Une fiction tv du Brésil, O Ninho, gagne au festival queer In&Out

Le prix KLM du public va a Cerveaux Mouilles d’Orage de Karine Lehmon, meilleur documentaire le vietnamine Finding Phong.

Surprise au palmarès du 9e festival du cinema lgbt In&Out dont la cérémonie de clôture a vu la salle du Mamac pleine de public.

En effet ce n’est pas un film pour le cinéma qui gagne, mais une fiction tv en quatre épisodes, O Ninho, de Filipe Matzembacher et Marcio Reolon, sur un jeune soldat qui entre dans le ‘cercle magique’ d’un puissant travesti, Marlene.

Choisi par le jury (Karine Espineira, Jean-Pierre Paringaux, Andrea Inzerillo, Jean-Gabriel Périot) entre les sept long métrages en compétition, semble donner une forte indication sur une tendance du cinéma lgbt : les produits fait pour la télévision - on pense à Netflix qui aura deux films en competition à Cannes - qui ont fait découvrir des nouveaux talents de tout le monde.

Ensuite, c’est une façon de signaler la vitalité du cinéma queer de l’Amérique du Sud, un des plus vitales : on pense à Lucia Puenzo, Santiago Otheguy, Pablo Trapero. Mais c’est dommage avoir ignoré le visionnaire horror Closet Monster de Stephen Dunn avec la voix d’Isabella Rossellini donnée au hamster Buffy.

Le prix KLM du public comme meilleur long métrage va a Cerveaux Mouilles d’Orage de Karine Lehmon.

Le documentaire vietnamine Finding Phong de Phuong Thao Tran et Swann Dubus-Mallet gagne l’esperluette du meilleur documentaire et Gabber Lover d’Anna Cazenave Carbet celle du meilleur court métrage. Le prix du jury va a Pedro d’André Santos et Marco Leão et celui du public à Herculanum d’Arthru Cahn.

Le film de clôture, Taekwondo de Marco Berger, c’était une ennuyante comédie sans scénario sur un groupe de garçon qui passe le temps à rien faire et à dialoguer sur les nanas, idioties incluses, dans une belle villa avec piscine. Le seul motif d’intérêt du film sont les corps des jeunes observés avec une sensualité estéthiquement intéressant.

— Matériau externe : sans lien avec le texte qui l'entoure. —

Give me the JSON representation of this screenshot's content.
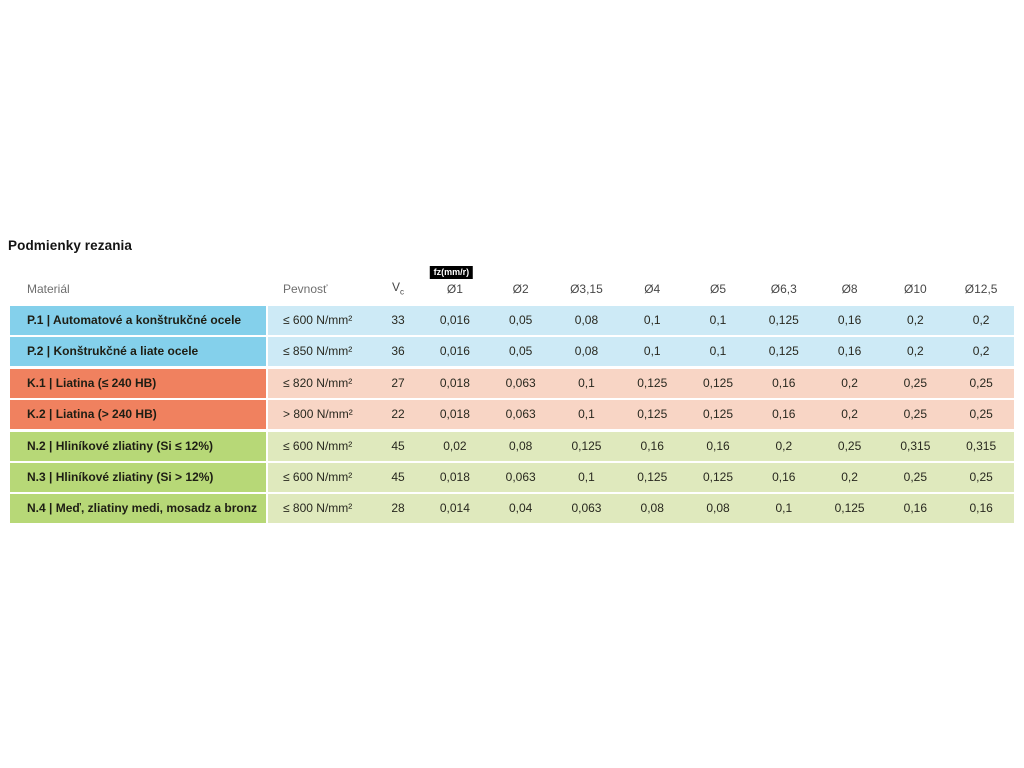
{
  "page": {
    "title": "Podmienky rezania"
  },
  "table": {
    "badge_label": "fz(mm/r)",
    "headers": {
      "material": "Materiál",
      "pevnost": "Pevnosť",
      "vc_main": "V",
      "vc_sub": "c",
      "diameters": [
        "Ø1",
        "Ø2",
        "Ø3,15",
        "Ø4",
        "Ø5",
        "Ø6,3",
        "Ø8",
        "Ø10",
        "Ø12,5"
      ]
    },
    "group_colors": {
      "P": {
        "label_bg": "#84d0eb",
        "cell_bg": "#cdeaf6"
      },
      "K": {
        "label_bg": "#f0815f",
        "cell_bg": "#f8d5c5"
      },
      "N": {
        "label_bg": "#b7d877",
        "cell_bg": "#dfe9bd"
      }
    },
    "rows": [
      {
        "group": "P",
        "label": "P.1 | Automatové a konštrukčné ocele",
        "pevnost": "≤ 600 N/mm²",
        "vc": "33",
        "values": [
          "0,016",
          "0,05",
          "0,08",
          "0,1",
          "0,1",
          "0,125",
          "0,16",
          "0,2",
          "0,2"
        ]
      },
      {
        "group": "P",
        "label": "P.2 | Konštrukčné a liate ocele",
        "pevnost": "≤ 850 N/mm²",
        "vc": "36",
        "values": [
          "0,016",
          "0,05",
          "0,08",
          "0,1",
          "0,1",
          "0,125",
          "0,16",
          "0,2",
          "0,2"
        ]
      },
      {
        "group": "K",
        "label": "K.1 | Liatina (≤ 240 HB)",
        "pevnost": "≤ 820 N/mm²",
        "vc": "27",
        "values": [
          "0,018",
          "0,063",
          "0,1",
          "0,125",
          "0,125",
          "0,16",
          "0,2",
          "0,25",
          "0,25"
        ]
      },
      {
        "group": "K",
        "label": "K.2 | Liatina (> 240 HB)",
        "pevnost": "> 800 N/mm²",
        "vc": "22",
        "values": [
          "0,018",
          "0,063",
          "0,1",
          "0,125",
          "0,125",
          "0,16",
          "0,2",
          "0,25",
          "0,25"
        ]
      },
      {
        "group": "N",
        "label": "N.2 | Hliníkové zliatiny (Si ≤ 12%)",
        "pevnost": "≤ 600 N/mm²",
        "vc": "45",
        "values": [
          "0,02",
          "0,08",
          "0,125",
          "0,16",
          "0,16",
          "0,2",
          "0,25",
          "0,315",
          "0,315"
        ]
      },
      {
        "group": "N",
        "label": "N.3 | Hliníkové zliatiny (Si > 12%)",
        "pevnost": "≤ 600 N/mm²",
        "vc": "45",
        "values": [
          "0,018",
          "0,063",
          "0,1",
          "0,125",
          "0,125",
          "0,16",
          "0,2",
          "0,25",
          "0,25"
        ]
      },
      {
        "group": "N",
        "label": "N.4 | Meď, zliatiny medi, mosadz a bronz",
        "pevnost": "≤ 800 N/mm²",
        "vc": "28",
        "values": [
          "0,014",
          "0,04",
          "0,063",
          "0,08",
          "0,08",
          "0,1",
          "0,125",
          "0,16",
          "0,16"
        ]
      }
    ]
  },
  "chart_data": {
    "type": "table",
    "title": "Podmienky rezania",
    "columns": [
      "Materiál",
      "Pevnosť",
      "Vc",
      "Ø1",
      "Ø2",
      "Ø3,15",
      "Ø4",
      "Ø5",
      "Ø6,3",
      "Ø8",
      "Ø10",
      "Ø12,5"
    ],
    "unit_note": "fz(mm/r)",
    "rows": [
      [
        "P.1 | Automatové a konštrukčné ocele",
        "≤ 600 N/mm²",
        "33",
        "0,016",
        "0,05",
        "0,08",
        "0,1",
        "0,1",
        "0,125",
        "0,16",
        "0,2",
        "0,2"
      ],
      [
        "P.2 | Konštrukčné a liate ocele",
        "≤ 850 N/mm²",
        "36",
        "0,016",
        "0,05",
        "0,08",
        "0,1",
        "0,1",
        "0,125",
        "0,16",
        "0,2",
        "0,2"
      ],
      [
        "K.1 | Liatina (≤ 240 HB)",
        "≤ 820 N/mm²",
        "27",
        "0,018",
        "0,063",
        "0,1",
        "0,125",
        "0,125",
        "0,16",
        "0,2",
        "0,25",
        "0,25"
      ],
      [
        "K.2 | Liatina (> 240 HB)",
        "> 800 N/mm²",
        "22",
        "0,018",
        "0,063",
        "0,1",
        "0,125",
        "0,125",
        "0,16",
        "0,2",
        "0,25",
        "0,25"
      ],
      [
        "N.2 | Hliníkové zliatiny (Si ≤ 12%)",
        "≤ 600 N/mm²",
        "45",
        "0,02",
        "0,08",
        "0,125",
        "0,16",
        "0,16",
        "0,2",
        "0,25",
        "0,315",
        "0,315"
      ],
      [
        "N.3 | Hliníkové zliatiny (Si > 12%)",
        "≤ 600 N/mm²",
        "45",
        "0,018",
        "0,063",
        "0,1",
        "0,125",
        "0,125",
        "0,16",
        "0,2",
        "0,25",
        "0,25"
      ],
      [
        "N.4 | Meď, zliatiny medi, mosadz a bronz",
        "≤ 800 N/mm²",
        "28",
        "0,014",
        "0,04",
        "0,063",
        "0,08",
        "0,08",
        "0,1",
        "0,125",
        "0,16",
        "0,16"
      ]
    ],
    "row_group_colors": {
      "P": "#84d0eb",
      "K": "#f0815f",
      "N": "#b7d877"
    }
  }
}
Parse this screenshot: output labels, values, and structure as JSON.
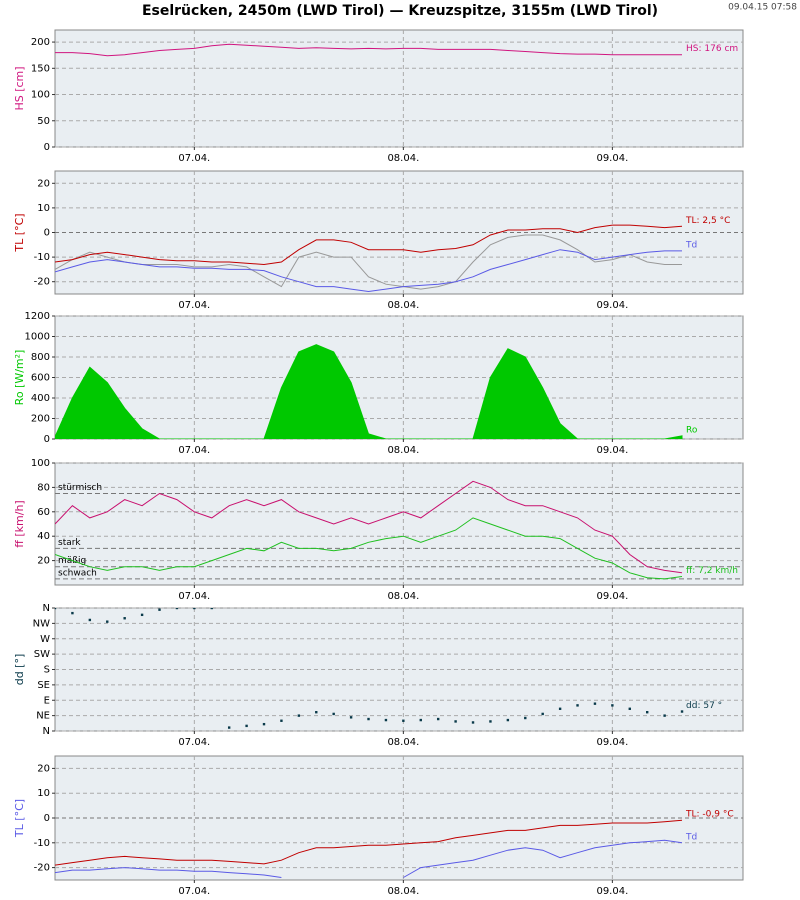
{
  "page": {
    "title": "Eselrücken, 2450m (LWD Tirol) — Kreuzspitze, 3155m (LWD Tirol)",
    "timestamp": "09.04.15 07:58"
  },
  "chart_data": [
    {
      "type": "line",
      "ylabel": "HS [cm]",
      "ylim": [
        0,
        223
      ],
      "yticks": [
        0,
        50,
        100,
        150,
        200
      ],
      "xlim": [
        8,
        87
      ],
      "xticks": [
        {
          "value": 24,
          "label": "07.04."
        },
        {
          "value": 48,
          "label": "08.04."
        },
        {
          "value": 72,
          "label": "09.04."
        }
      ],
      "x": [
        8,
        10,
        12,
        14,
        16,
        18,
        20,
        22,
        24,
        26,
        28,
        30,
        32,
        34,
        36,
        38,
        40,
        42,
        44,
        46,
        48,
        50,
        52,
        54,
        56,
        58,
        60,
        62,
        64,
        66,
        68,
        70,
        72,
        74,
        76,
        78,
        80
      ],
      "series": [
        {
          "name": "HS: 176 cm",
          "color": "#d0157f",
          "values": [
            180,
            180,
            178,
            174,
            176,
            180,
            184,
            186,
            188,
            193,
            196,
            194,
            192,
            190,
            188,
            189,
            188,
            187,
            188,
            187,
            188,
            188,
            186,
            186,
            186,
            186,
            184,
            182,
            180,
            178,
            177,
            177,
            176,
            176,
            176,
            176,
            176
          ]
        }
      ]
    },
    {
      "type": "line",
      "ylabel": "TL [°C]",
      "ylim": [
        -25,
        25
      ],
      "yticks": [
        -20,
        -10,
        0,
        10,
        20
      ],
      "xlim": [
        8,
        87
      ],
      "xticks": [
        {
          "value": 24,
          "label": "07.04."
        },
        {
          "value": 48,
          "label": "08.04."
        },
        {
          "value": 72,
          "label": "09.04."
        }
      ],
      "x": [
        8,
        10,
        12,
        14,
        16,
        18,
        20,
        22,
        24,
        26,
        28,
        30,
        32,
        34,
        36,
        38,
        40,
        42,
        44,
        46,
        48,
        50,
        52,
        54,
        56,
        58,
        60,
        62,
        64,
        66,
        68,
        70,
        72,
        74,
        76,
        78,
        80
      ],
      "series": [
        {
          "color": "#999999",
          "values": [
            -15,
            -11,
            -8,
            -10,
            -12,
            -13,
            -13,
            -13,
            -14,
            -14,
            -13,
            -14,
            -18,
            -22,
            -10,
            -8,
            -10,
            -10,
            -18,
            -21,
            -22,
            -23,
            -22,
            -20,
            -12,
            -5,
            -2,
            -1,
            -1,
            -3,
            -7,
            -12,
            -11,
            -9,
            -12,
            -13,
            -13
          ]
        },
        {
          "name": "Td",
          "color": "#5a5ae6",
          "values": [
            -16,
            -14,
            -12,
            -11,
            -12,
            -13,
            -14,
            -14,
            -14.5,
            -14.5,
            -15,
            -15,
            -15.5,
            -18,
            -20,
            -22,
            -22,
            -23,
            -24,
            -23,
            -22,
            -21.5,
            -21,
            -20,
            -18,
            -15,
            -13,
            -11,
            -9,
            -7,
            -8,
            -11,
            -10,
            -9,
            -8,
            -7.5,
            -7.5
          ]
        },
        {
          "name": "TL: 2,5 °C",
          "color": "#c00000",
          "values": [
            -12,
            -11,
            -9,
            -8,
            -9,
            -10,
            -11,
            -11.5,
            -11.5,
            -12,
            -12,
            -12.5,
            -13,
            -12,
            -7,
            -3,
            -3,
            -4,
            -7,
            -7,
            -7,
            -8,
            -7,
            -6.5,
            -5,
            -1,
            1,
            1,
            1.5,
            1.5,
            0,
            2,
            3,
            3,
            2.5,
            2,
            2.5
          ]
        }
      ]
    },
    {
      "type": "area",
      "ylabel": "Ro [W/m²]",
      "ylim": [
        0,
        1200
      ],
      "yticks": [
        0,
        200,
        400,
        600,
        800,
        1000,
        1200
      ],
      "xlim": [
        8,
        87
      ],
      "xticks": [
        {
          "value": 24,
          "label": "07.04."
        },
        {
          "value": 48,
          "label": "08.04."
        },
        {
          "value": 72,
          "label": "09.04."
        }
      ],
      "x": [
        8,
        10,
        12,
        14,
        16,
        18,
        20,
        22,
        24,
        26,
        28,
        30,
        32,
        34,
        36,
        38,
        40,
        42,
        44,
        46,
        48,
        50,
        52,
        54,
        56,
        58,
        60,
        62,
        64,
        66,
        68,
        70,
        72,
        74,
        76,
        78,
        80
      ],
      "series": [
        {
          "name": "Ro",
          "color": "#00c800",
          "values": [
            20,
            400,
            700,
            550,
            300,
            100,
            0,
            0,
            0,
            0,
            0,
            0,
            0,
            500,
            850,
            920,
            850,
            550,
            50,
            0,
            0,
            0,
            0,
            0,
            0,
            600,
            880,
            800,
            500,
            150,
            0,
            0,
            0,
            0,
            0,
            0,
            30
          ]
        }
      ]
    },
    {
      "type": "line",
      "ylabel": "ff [km/h]",
      "ylim": [
        0,
        100
      ],
      "yticks": [
        20,
        40,
        60,
        80,
        100
      ],
      "xlim": [
        8,
        87
      ],
      "xticks": [
        {
          "value": 24,
          "label": "07.04."
        },
        {
          "value": 48,
          "label": "08.04."
        },
        {
          "value": 72,
          "label": "09.04."
        }
      ],
      "annotations": [
        {
          "text": "stürmisch",
          "y": 75
        },
        {
          "text": "stark",
          "y": 30
        },
        {
          "text": "mäßig",
          "y": 15
        },
        {
          "text": "schwach",
          "y": 5
        }
      ],
      "x": [
        8,
        10,
        12,
        14,
        16,
        18,
        20,
        22,
        24,
        26,
        28,
        30,
        32,
        34,
        36,
        38,
        40,
        42,
        44,
        46,
        48,
        50,
        52,
        54,
        56,
        58,
        60,
        62,
        64,
        66,
        68,
        70,
        72,
        74,
        76,
        78,
        80
      ],
      "series": [
        {
          "color": "#c8106e",
          "values": [
            50,
            65,
            55,
            60,
            70,
            65,
            75,
            70,
            60,
            55,
            65,
            70,
            65,
            70,
            60,
            55,
            50,
            55,
            50,
            55,
            60,
            55,
            65,
            75,
            85,
            80,
            70,
            65,
            65,
            60,
            55,
            45,
            40,
            25,
            15,
            12,
            10
          ]
        },
        {
          "name": "ff: 7,2 km/h",
          "color": "#20c020",
          "values": [
            25,
            20,
            15,
            12,
            15,
            15,
            12,
            15,
            15,
            20,
            25,
            30,
            28,
            35,
            30,
            30,
            28,
            30,
            35,
            38,
            40,
            35,
            40,
            45,
            55,
            50,
            45,
            40,
            40,
            38,
            30,
            22,
            18,
            10,
            6,
            5,
            7
          ]
        }
      ]
    },
    {
      "type": "scatter",
      "ylabel": "dd [°]",
      "ylim": [
        0,
        360
      ],
      "yticks": [
        {
          "value": 0,
          "label": "N"
        },
        {
          "value": 45,
          "label": "NE"
        },
        {
          "value": 90,
          "label": "E"
        },
        {
          "value": 135,
          "label": "SE"
        },
        {
          "value": 180,
          "label": "S"
        },
        {
          "value": 225,
          "label": "SW"
        },
        {
          "value": 270,
          "label": "W"
        },
        {
          "value": 315,
          "label": "NW"
        },
        {
          "value": 360,
          "label": "N"
        }
      ],
      "xlim": [
        8,
        87
      ],
      "xticks": [
        {
          "value": 24,
          "label": "07.04."
        },
        {
          "value": 48,
          "label": "08.04."
        },
        {
          "value": 72,
          "label": "09.04."
        }
      ],
      "x": [
        8,
        10,
        12,
        14,
        16,
        18,
        20,
        22,
        24,
        26,
        28,
        30,
        32,
        34,
        36,
        38,
        40,
        42,
        44,
        46,
        48,
        50,
        52,
        54,
        56,
        58,
        60,
        62,
        64,
        66,
        68,
        70,
        72,
        74,
        76,
        78,
        80
      ],
      "series": [
        {
          "name": "dd: 57 °",
          "color": "#0a3a4a",
          "values": [
            360,
            345,
            325,
            320,
            330,
            340,
            355,
            360,
            360,
            360,
            10,
            15,
            20,
            30,
            45,
            55,
            50,
            40,
            35,
            32,
            30,
            32,
            35,
            28,
            25,
            28,
            32,
            38,
            50,
            65,
            75,
            80,
            75,
            65,
            55,
            45,
            57
          ]
        }
      ]
    },
    {
      "type": "line",
      "ylabel": "TL [°C]",
      "ylim": [
        -25,
        25
      ],
      "yticks": [
        -20,
        -10,
        0,
        10,
        20
      ],
      "xlim": [
        8,
        87
      ],
      "xticks": [
        {
          "value": 24,
          "label": "07.04."
        },
        {
          "value": 48,
          "label": "08.04."
        },
        {
          "value": 72,
          "label": "09.04."
        }
      ],
      "x": [
        8,
        10,
        12,
        14,
        16,
        18,
        20,
        22,
        24,
        26,
        28,
        30,
        32,
        34,
        36,
        38,
        40,
        42,
        44,
        46,
        48,
        50,
        52,
        54,
        56,
        58,
        60,
        62,
        64,
        66,
        68,
        70,
        72,
        74,
        76,
        78,
        80
      ],
      "series": [
        {
          "name": "Td",
          "color": "#5a5ae6",
          "values": [
            -22,
            -21,
            -21,
            -20.5,
            -20,
            -20.5,
            -21,
            -21,
            -21.5,
            -21.5,
            -22,
            -22.5,
            -23,
            -24,
            null,
            null,
            null,
            null,
            null,
            null,
            -24,
            -20,
            -19,
            -18,
            -17,
            -15,
            -13,
            -12,
            -13,
            -16,
            -14,
            -12,
            -11,
            -10,
            -9.5,
            -9,
            -10
          ]
        },
        {
          "name": "TL: -0,9 °C",
          "color": "#c00000",
          "values": [
            -19,
            -18,
            -17,
            -16,
            -15.5,
            -16,
            -16.5,
            -17,
            -17,
            -17,
            -17.5,
            -18,
            -18.5,
            -17,
            -14,
            -12,
            -12,
            -11.5,
            -11,
            -11,
            -10.5,
            -10,
            -9.5,
            -8,
            -7,
            -6,
            -5,
            -5,
            -4,
            -3,
            -3,
            -2.5,
            -2,
            -2,
            -2,
            -1.5,
            -0.9
          ]
        }
      ]
    }
  ]
}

Un des titres les plus beaux presenté au festival était hors competition : Jours de France de Jérome Raybaud est un étrange road-movie sur la perte de soi et la solitude. Pierre (le convainçant Pascal Cervo, present au festival) laisse son fiancé pour partir à la vadrouille à travers la France en faisant des rencontres, sexuels et non, avec l’application pour les mobile Grind’r qui permets de trouver les gays plus proches.

vec un ton surreal et des situations drôles très réussis (magnifique la scène de sex ‘virtuel’ dans la quelle les deux hommes sont separés par un mur), on parle de la pulsionalité naïf d’une façon d’entendre la sexualité gay et le sens du vide d’une vie à l’apparence toujours connecté aux autres dans la quelle les rapports sont de plus en plus superficiels.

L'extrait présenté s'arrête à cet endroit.